London’s National Gallery canceled a plan with Moscow’s Pushkin State Museum of Fine Arts, to jointly organize an exhibition around modern art. The collaboration was nixed by the British institution in early March following the Russian invasion of Ukraine, The Art Newspaper reports.
National Gallery director Gabriele Finaldi is now working with its curators to replace 15 loans originally set to be supplied by the Pushkin museum for the show, titled “After Impressionism: Inventing Modern Art”. The Pushkin’s director, Marina Loshak, was overseeing the loan. (Loshak could not be reached for comment.)
The exhibition, which is set to go on view in London in March 2023, will focus on the defining modern art movements, from Post-Impressionism to Fauvism, Cubism, and abstraction. Artists in the show include Gauguin, Van Gogh, Rodin, Degas, Munch, Klimt, Derain, Maillol and Mondrian. The show planned to explore the nascent avant-garde scene in Moscow before relations with Russia soured.

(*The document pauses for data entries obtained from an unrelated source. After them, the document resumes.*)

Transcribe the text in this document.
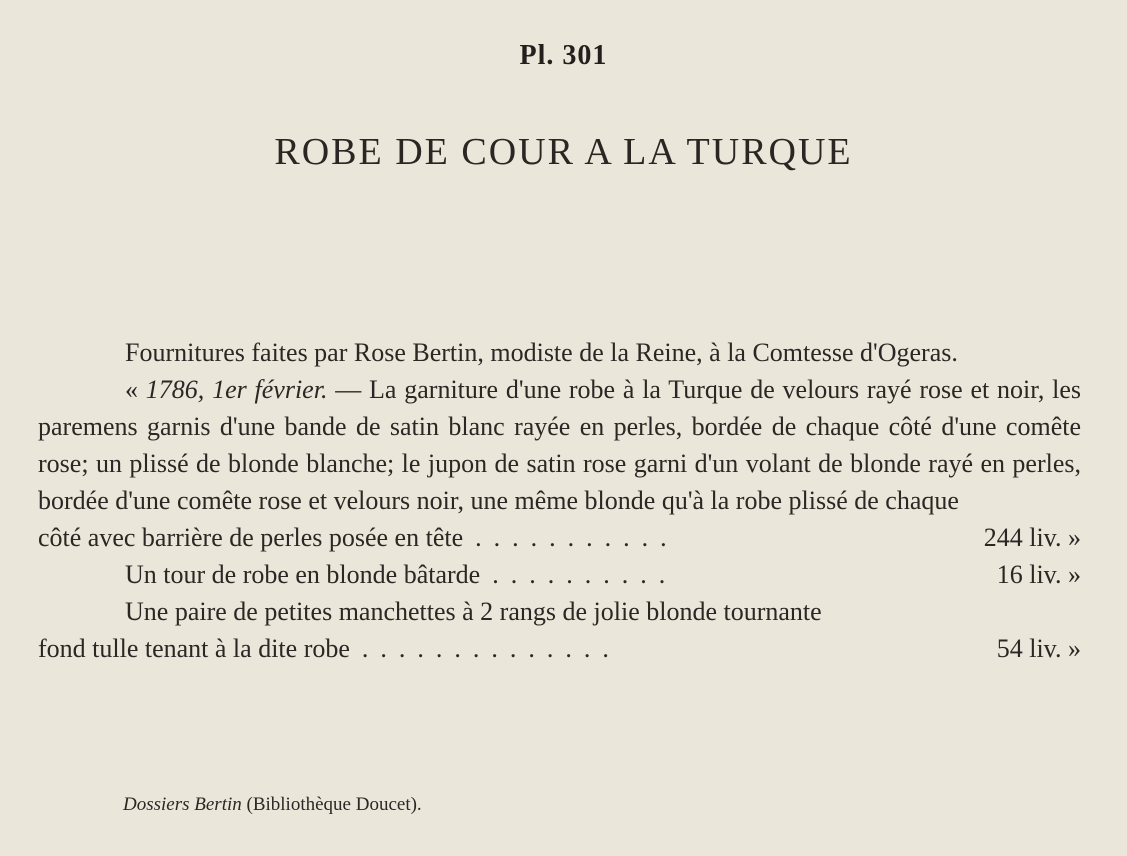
Pl. 301
ROBE DE COUR A LA TURQUE

Fournitures faites par Rose Bertin, modiste de la Reine, à la Comtesse d'Ogeras.

« 1786, 1er février. — La garniture d'une robe à la Turque de velours rayé rose et noir, les paremens garnis d'une bande de satin blanc rayée en perles, bordée de chaque côté d'une comête rose; un plissé de blonde blanche; le jupon de satin rose garni d'un volant de blonde rayé en perles, bordée d'une comête rose et velours noir, une même blonde qu'à la robe plissé de chaque

côté avec barrière de perles posée en tête ...........	244 liv. »
Un tour de robe en blonde bâtarde ..........	16 liv. »

Une paire de petites manchettes à 2 rangs de jolie blonde tournante

fond tulle tenant à la dite robe ..............	54 liv. »
Dossiers Bertin (Bibliothèque Doucet).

The Russian city was dropped from the exhibition’s plan amid the fallout from Ukraine invasion. The moves comes amid a period of isolation for the Russian arts sector from the rest of the museum world, which began in early March: Kremlin-affiliated trustees at international museums were asked to step down, while major exhibitions involving Russian art and preparations for Russia’s participation in the Venice Biennale pavilions were halted. Meanwhile, Russian art loans from Italy to South Korea were frozen in transit.
Since taking up the director position in 2013, Loshak has focused on developing the Moscow museum’s ties with institutions abroad in an effort to bolster its international reputation. (Her colleague, Vladimir Opredelenov, the former deputy director of the Pushkin Museum, resigned in March following the Russian invasion.)
As part of the initial deal, the Pushkin agreed to provide ten paintings and sculptures and help secure an additional group of five works from the State Hermitage Museum in St Petersburg, which houses the collections of modern art collectors Sergei Shchukin and Ivan Morozov.
Fallout from the war in Ukraine is only one the London museum is currently contending with, as plans to revamp its historic Sainsbury wing face pushback. A new move approved by Westminster planning committee to renovate the build postmodern wing, which was built in 1991, has been criticized by architectural planners, who have said the current proposals would introduce irreversible changes to the building. According to Finaldi, the renovation aims to address issues related to museum visitors’ experience, such as accessibility and sustainability, which have become increasingly pressing for large-scale museums amid heightened public scrutiny.